Invited Session 10
Modelling, Fault Diagnosis and Control of Complex System
Submission code: r2838
Jun Huang (firstname.lastname@example.org)
Soochow University, China
Yuanhao Shi (email@example.com)
North University of China, China
Zhezhuang Xu （firstname.lastname@example.org）
Fuzhou University, China
Shanying Zhu (email@example.com)
Shanghai Jiao Tong University, China
With the rapid development of control theory and the improvement of the complexity of system structure, new challenges are presented to the existing control theory and methods. Many interesting results have been achieved in modeling, fault diagnosis, prognostics, and optimization for complex industrial objects.
In the issue of process control and optimization, the establishment of the industrial process model and mastering the law of process behavior are the basis and premise for designing a control system correctly and reasonably.
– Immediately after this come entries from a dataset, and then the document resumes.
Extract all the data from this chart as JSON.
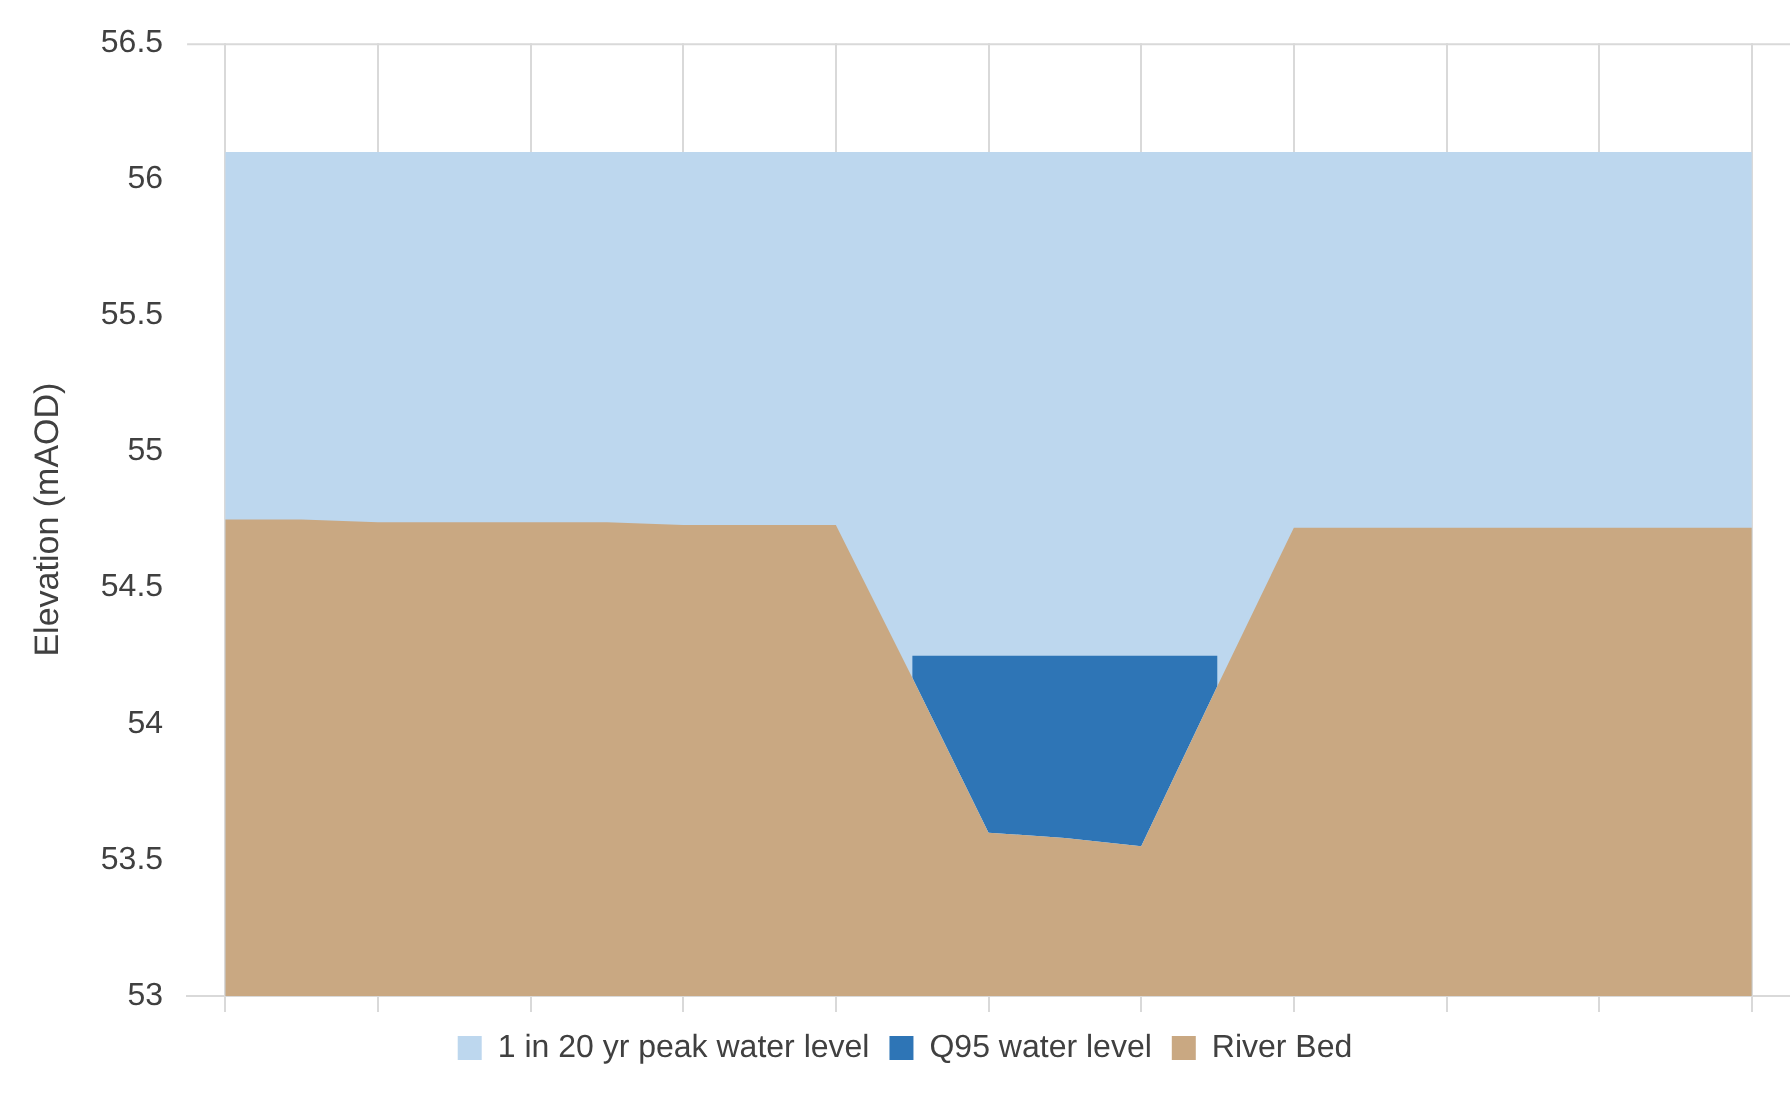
{
  "chart_data": {
    "type": "area",
    "ylabel": "Elevation (mAOD)",
    "categories": [
      null,
      null,
      null,
      null,
      null,
      null,
      null,
      null,
      null,
      null,
      null,
      null,
      null,
      null,
      null,
      null,
      null,
      null,
      null,
      null,
      null
    ],
    "series": [
      {
        "name": "1 in 20 yr peak water level",
        "color": "#bdd7ee",
        "values": [
          56.1,
          56.1,
          56.1,
          56.1,
          56.1,
          56.1,
          56.1,
          56.1,
          56.1,
          56.1,
          56.1,
          56.1,
          56.1,
          56.1,
          56.1,
          56.1,
          56.1,
          56.1,
          56.1,
          56.1,
          56.1
        ]
      },
      {
        "name": "Q95 water level",
        "color": "#2e75b6",
        "values": [
          null,
          null,
          null,
          null,
          null,
          null,
          null,
          null,
          null,
          54.25,
          54.25,
          54.25,
          54.25,
          54.25,
          null,
          null,
          null,
          null,
          null,
          null,
          null
        ]
      },
      {
        "name": "River Bed",
        "color": "#c9a882",
        "values": [
          54.75,
          54.75,
          54.74,
          54.74,
          54.74,
          54.74,
          54.73,
          54.73,
          54.73,
          54.17,
          53.6,
          53.58,
          53.55,
          54.14,
          54.72,
          54.72,
          54.72,
          54.72,
          54.72,
          54.72,
          54.72
        ]
      }
    ],
    "ylim": [
      53,
      56.5
    ],
    "yticks": [
      53,
      53.5,
      54,
      54.5,
      55,
      55.5,
      56,
      56.5
    ],
    "grid": "x",
    "legend": "bottom"
  }
}
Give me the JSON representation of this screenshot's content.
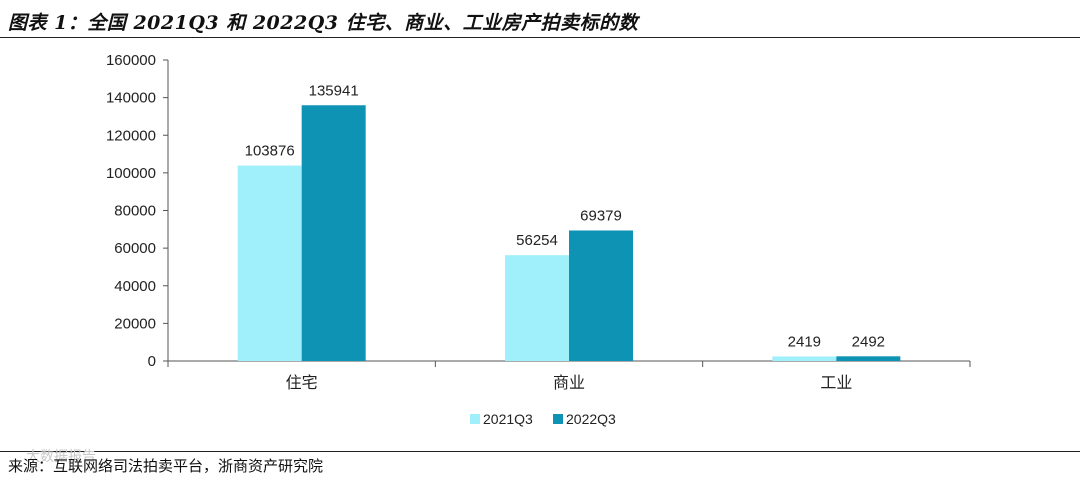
{
  "title": "图表 1：全国 2021Q3 和 2022Q3 住宅、商业、工业房产拍卖标的数",
  "source": "来源：互联网络司法拍卖平台，浙商资产研究院",
  "watermark": "大数据报告",
  "colors": {
    "series_2021": "#9ff0fb",
    "series_2022": "#0f93b5",
    "axis": "#555555"
  },
  "chart_data": {
    "type": "bar",
    "title": "",
    "xlabel": "",
    "ylabel": "",
    "categories": [
      "住宅",
      "商业",
      "工业"
    ],
    "series": [
      {
        "name": "2021Q3",
        "values": [
          103876,
          56254,
          2419
        ]
      },
      {
        "name": "2022Q3",
        "values": [
          135941,
          69379,
          2492
        ]
      }
    ],
    "ylim": [
      0,
      160000
    ],
    "yticks": [
      0,
      20000,
      40000,
      60000,
      80000,
      100000,
      120000,
      140000,
      160000
    ],
    "grid": false,
    "data_labels": true,
    "legend": "bottom-center"
  }
}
Recently, for increasingly complex systems, several modeling solutions have been proposed, e.g., CPS based methods, active semi-supervised clustering algorithm, and coupling of integral methods. Besides, for an automatic control system, it is necessary to ensure its safety and reliability. Once the automatic control system breaks down, it may cause significant property loss and casualties. Therefore, to improve the safety, reliability, and economy over the life cycle, it is necessary to diagnose the fault in time, prognostics and take corresponding countermeasures. The methods of fault diagnosis and prognostics can be divided into model-based methods, data-based methods, knowledge-based methods, and signal processing-based methods. Among them, model-based methods have attracted the most extensive interests. As an effective tool in fault detection, interval observer has been widely concerned and some results have been achieved. Some scholars have applied the new interval estimation methods to fault estimation, which further enriches the theory of fault diagnosis. The residual useful life(RUL) prediction and optimization decisions are studied in many complex engineering fields, such as lithium battery RUL prediction and soot-blowing optimization. However, these new methods bring new challenges and opportunities to algorithm design, theoretical analysis, and system implementation.
The purpose of this invited session is to solicit recent achievements of structural design and control theory of complex engineering systems so as to further improve and develop the theoretical methods of complex industrial system modeling, fault diagnosis,prognostics, and optimization, and promote the development level of informatization and automation of industrial systems.